The old approach
■ Law firms set their own hourly fee rates for corporate work, sometimes ranging as high as $700 to $1,000 per hour for senior-level attorneys.
■ Law firms determine who and how many senior- and junior-level attorneys work on cases — and how many total hours are spent on cases.
■ Legal fees are presented to clients and are rarely questioned on their billings.
■ Back-office staffs work in-house or nearby to help with research, IT,and administrative needs.
■ Larger “white-shoe” law firms dominate corporate law business.

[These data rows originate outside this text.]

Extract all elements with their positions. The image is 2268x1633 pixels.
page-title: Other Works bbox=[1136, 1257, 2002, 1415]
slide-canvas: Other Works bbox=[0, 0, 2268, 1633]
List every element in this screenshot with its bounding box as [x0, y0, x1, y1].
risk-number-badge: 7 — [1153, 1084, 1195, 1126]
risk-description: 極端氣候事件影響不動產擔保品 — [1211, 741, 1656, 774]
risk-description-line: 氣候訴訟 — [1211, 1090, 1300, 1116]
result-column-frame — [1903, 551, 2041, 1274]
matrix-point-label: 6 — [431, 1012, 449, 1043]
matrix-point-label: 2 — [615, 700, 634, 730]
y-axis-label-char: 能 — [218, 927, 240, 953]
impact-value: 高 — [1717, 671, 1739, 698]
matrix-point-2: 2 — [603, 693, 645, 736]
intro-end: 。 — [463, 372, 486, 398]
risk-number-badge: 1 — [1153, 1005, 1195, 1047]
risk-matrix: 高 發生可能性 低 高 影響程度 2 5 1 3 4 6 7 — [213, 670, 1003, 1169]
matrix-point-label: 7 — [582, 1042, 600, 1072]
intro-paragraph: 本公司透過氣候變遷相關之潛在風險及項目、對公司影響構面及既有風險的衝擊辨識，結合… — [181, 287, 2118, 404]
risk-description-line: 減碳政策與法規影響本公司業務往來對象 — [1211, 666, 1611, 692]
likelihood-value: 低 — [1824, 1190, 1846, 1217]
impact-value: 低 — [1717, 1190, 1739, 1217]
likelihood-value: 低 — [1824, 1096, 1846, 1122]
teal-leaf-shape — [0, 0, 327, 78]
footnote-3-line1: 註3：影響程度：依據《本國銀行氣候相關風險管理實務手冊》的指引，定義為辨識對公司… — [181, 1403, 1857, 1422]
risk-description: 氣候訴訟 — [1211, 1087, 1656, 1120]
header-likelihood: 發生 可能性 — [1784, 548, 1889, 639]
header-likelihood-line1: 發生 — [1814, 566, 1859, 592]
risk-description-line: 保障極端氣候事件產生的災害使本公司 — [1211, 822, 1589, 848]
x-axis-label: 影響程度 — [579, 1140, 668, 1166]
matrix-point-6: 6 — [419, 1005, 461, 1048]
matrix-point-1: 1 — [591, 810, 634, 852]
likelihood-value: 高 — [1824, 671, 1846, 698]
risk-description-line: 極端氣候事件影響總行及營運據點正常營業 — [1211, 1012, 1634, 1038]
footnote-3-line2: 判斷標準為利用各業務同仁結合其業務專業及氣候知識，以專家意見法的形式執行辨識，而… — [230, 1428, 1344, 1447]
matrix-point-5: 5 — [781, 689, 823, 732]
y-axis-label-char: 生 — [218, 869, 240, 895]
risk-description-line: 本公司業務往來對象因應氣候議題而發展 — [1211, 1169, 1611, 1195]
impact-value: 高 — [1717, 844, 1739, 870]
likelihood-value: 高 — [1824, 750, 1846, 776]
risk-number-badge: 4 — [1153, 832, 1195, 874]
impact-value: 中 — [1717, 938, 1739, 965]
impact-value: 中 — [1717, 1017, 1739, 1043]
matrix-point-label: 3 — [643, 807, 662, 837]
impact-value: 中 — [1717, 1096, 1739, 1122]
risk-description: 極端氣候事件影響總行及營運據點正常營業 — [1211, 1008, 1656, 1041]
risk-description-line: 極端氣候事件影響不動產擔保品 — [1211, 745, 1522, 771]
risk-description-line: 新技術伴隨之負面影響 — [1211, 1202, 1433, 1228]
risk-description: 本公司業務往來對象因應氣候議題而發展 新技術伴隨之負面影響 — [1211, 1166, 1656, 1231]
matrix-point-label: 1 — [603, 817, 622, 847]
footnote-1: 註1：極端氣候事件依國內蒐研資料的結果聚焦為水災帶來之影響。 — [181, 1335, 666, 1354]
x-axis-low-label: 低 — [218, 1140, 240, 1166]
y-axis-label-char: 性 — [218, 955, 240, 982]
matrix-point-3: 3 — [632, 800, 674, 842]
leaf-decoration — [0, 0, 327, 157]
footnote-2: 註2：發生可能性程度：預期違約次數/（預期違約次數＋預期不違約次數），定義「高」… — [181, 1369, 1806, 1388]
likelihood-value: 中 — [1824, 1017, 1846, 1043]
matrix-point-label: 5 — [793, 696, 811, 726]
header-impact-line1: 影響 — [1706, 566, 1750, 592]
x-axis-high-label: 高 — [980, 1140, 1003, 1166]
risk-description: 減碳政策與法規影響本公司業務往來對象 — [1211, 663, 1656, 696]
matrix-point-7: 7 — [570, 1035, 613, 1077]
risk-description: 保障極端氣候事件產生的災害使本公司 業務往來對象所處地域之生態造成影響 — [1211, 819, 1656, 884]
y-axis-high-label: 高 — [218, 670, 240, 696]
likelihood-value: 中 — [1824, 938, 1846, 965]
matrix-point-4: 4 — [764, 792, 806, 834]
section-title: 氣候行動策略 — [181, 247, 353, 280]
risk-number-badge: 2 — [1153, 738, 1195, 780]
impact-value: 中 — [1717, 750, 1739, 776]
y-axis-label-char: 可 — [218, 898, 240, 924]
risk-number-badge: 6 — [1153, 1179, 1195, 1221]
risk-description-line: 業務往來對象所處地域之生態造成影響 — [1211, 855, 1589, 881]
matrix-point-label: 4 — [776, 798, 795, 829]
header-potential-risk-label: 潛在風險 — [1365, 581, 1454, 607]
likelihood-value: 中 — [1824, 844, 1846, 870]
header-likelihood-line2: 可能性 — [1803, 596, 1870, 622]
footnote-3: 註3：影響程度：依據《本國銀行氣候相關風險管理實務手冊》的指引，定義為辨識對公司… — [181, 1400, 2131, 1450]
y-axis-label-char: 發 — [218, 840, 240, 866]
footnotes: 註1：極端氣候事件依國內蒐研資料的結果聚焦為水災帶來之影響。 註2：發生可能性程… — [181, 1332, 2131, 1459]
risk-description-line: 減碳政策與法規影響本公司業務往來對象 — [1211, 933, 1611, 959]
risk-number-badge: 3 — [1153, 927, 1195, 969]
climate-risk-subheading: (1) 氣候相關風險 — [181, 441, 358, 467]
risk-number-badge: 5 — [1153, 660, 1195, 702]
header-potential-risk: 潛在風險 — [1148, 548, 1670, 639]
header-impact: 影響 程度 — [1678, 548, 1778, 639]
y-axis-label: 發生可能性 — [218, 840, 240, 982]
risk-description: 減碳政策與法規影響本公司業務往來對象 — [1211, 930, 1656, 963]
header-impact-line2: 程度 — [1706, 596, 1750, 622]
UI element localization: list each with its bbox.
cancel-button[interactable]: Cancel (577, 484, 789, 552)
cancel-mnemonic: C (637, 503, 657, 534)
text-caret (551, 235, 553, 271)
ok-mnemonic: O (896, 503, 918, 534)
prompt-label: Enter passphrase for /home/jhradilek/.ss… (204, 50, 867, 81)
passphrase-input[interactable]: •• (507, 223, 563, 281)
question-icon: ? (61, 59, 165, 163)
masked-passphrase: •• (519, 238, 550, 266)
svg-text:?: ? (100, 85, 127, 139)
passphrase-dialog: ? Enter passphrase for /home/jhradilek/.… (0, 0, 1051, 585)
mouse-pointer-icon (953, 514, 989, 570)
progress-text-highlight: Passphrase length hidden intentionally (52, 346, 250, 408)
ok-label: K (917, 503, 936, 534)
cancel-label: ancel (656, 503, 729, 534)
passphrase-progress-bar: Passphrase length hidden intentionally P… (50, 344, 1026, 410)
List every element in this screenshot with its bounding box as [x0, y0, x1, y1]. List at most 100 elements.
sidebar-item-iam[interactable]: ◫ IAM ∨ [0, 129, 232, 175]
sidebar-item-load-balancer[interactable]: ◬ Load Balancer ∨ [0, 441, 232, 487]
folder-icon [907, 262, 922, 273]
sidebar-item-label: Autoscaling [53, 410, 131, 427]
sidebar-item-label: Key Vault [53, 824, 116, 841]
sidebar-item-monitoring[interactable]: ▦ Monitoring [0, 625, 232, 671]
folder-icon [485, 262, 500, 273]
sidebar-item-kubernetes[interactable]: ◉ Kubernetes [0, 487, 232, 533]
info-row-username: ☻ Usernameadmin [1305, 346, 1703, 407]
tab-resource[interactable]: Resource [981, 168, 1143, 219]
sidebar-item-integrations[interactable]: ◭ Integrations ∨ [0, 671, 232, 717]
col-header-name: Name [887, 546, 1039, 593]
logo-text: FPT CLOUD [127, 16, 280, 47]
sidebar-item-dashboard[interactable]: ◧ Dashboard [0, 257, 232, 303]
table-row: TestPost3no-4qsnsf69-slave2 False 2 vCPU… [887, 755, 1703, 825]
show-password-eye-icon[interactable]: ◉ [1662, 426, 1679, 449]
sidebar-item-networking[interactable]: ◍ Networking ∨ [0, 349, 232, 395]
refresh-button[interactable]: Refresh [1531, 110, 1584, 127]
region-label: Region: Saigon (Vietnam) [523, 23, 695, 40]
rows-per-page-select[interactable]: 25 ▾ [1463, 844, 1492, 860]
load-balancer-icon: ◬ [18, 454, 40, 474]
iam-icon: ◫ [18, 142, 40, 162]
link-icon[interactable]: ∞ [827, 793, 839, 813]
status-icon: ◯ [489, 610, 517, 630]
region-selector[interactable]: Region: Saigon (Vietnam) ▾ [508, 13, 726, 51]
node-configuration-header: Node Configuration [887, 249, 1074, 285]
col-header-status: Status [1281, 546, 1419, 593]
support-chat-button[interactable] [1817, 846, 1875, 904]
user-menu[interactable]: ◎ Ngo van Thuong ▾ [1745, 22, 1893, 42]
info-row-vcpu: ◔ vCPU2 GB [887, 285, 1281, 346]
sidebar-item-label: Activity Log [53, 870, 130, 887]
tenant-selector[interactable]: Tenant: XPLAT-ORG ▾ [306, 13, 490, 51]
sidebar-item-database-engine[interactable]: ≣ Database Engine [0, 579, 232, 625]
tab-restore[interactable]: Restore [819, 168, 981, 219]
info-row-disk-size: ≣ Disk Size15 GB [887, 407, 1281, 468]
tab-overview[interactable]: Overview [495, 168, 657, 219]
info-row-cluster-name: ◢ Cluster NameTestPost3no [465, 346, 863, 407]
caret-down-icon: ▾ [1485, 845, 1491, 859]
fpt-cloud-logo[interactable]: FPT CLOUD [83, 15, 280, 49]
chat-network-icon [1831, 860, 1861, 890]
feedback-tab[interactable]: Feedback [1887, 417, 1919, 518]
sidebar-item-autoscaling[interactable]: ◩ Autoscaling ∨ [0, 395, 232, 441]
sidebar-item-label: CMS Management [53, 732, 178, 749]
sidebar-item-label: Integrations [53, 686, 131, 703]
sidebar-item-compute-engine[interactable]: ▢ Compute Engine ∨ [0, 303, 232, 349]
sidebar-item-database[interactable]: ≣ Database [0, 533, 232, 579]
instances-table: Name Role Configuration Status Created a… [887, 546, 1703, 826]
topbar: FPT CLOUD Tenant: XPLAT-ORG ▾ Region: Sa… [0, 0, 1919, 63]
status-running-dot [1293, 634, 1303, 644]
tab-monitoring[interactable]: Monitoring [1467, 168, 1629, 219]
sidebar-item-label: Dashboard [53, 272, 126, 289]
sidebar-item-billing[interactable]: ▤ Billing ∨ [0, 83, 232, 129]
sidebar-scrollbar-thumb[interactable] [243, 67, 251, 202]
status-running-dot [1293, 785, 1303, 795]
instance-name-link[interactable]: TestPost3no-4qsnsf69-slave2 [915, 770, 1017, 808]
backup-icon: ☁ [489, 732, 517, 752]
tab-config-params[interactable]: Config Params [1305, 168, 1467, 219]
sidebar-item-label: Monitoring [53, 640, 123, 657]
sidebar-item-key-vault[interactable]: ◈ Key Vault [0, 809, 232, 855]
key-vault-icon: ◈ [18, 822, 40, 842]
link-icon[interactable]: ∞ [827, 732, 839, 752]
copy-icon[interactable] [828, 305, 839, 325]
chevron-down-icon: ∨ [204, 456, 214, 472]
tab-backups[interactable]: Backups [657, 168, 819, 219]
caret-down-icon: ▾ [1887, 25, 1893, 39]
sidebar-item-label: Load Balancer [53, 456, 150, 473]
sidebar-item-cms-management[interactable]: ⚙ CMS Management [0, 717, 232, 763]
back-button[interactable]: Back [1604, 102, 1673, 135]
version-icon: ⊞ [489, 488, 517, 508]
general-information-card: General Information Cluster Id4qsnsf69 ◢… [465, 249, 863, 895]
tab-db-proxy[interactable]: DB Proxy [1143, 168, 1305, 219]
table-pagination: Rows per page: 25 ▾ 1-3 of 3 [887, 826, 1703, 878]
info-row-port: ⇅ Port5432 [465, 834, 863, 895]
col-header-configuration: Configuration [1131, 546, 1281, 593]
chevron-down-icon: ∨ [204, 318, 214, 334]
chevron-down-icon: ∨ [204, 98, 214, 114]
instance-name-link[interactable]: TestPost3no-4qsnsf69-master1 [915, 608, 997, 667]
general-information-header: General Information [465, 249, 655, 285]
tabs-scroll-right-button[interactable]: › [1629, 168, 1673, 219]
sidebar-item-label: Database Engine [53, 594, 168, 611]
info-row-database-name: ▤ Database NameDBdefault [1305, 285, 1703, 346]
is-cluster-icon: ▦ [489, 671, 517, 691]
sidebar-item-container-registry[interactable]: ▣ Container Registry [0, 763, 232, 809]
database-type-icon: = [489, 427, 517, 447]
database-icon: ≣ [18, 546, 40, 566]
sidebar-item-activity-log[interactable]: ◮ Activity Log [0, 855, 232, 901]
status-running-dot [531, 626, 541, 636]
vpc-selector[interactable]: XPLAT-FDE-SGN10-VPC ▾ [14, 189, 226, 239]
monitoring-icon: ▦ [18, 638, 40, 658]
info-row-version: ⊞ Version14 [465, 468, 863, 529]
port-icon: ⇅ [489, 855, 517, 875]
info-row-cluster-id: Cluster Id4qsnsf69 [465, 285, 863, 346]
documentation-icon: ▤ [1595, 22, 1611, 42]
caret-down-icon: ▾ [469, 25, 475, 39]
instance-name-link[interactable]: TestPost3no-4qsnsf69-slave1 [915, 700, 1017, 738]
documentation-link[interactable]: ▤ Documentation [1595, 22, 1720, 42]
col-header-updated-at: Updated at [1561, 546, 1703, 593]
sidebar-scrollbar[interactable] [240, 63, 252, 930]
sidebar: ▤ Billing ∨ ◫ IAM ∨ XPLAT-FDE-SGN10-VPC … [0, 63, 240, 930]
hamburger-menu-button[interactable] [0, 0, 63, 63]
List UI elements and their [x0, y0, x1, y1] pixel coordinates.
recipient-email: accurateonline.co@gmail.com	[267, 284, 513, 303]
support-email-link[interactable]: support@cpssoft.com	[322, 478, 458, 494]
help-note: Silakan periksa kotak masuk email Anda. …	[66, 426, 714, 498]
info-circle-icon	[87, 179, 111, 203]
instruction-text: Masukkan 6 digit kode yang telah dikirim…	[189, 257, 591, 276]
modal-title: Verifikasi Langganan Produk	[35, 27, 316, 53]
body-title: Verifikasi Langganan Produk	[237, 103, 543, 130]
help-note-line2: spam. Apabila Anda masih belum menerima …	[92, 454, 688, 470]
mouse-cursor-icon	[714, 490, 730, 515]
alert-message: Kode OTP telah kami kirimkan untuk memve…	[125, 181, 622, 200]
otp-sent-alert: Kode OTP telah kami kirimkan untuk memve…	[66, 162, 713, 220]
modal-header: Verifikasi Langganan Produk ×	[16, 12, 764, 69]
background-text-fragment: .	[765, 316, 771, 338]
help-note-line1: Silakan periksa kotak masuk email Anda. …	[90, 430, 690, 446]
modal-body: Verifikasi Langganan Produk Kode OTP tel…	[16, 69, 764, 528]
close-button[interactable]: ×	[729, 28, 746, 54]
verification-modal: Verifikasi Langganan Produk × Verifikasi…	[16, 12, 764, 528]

■ Lawyers, particularly partners, only rarely leave firms to take jobs
at other rival firms.
The new approach
■ Some law firms are now charging far less for corporate work, with fees for senior-level attorneys ranging from $400 to $600 per hour.
■ Fewer lower-level associate attorneys and researchers are used on cases to reduce overall costs, often at the insistence of corporate clients.
■ Fixed or capped fees are set for specific types of legal work, such as for filing patents or employment-law matters.
■ Corporate work is more often now won through competitive bidding, after corporations issue “requests for proposals.”
■ Large law firms are moving many
“back-office” positions — such as associate attorneys, paralegals, and IT personnel — to other lower-cost parts of the country. Some have even shifted some of those operations overseas, such as to India.
■ Small- and medium-size law firms are increasingly winning corporate law business from companies.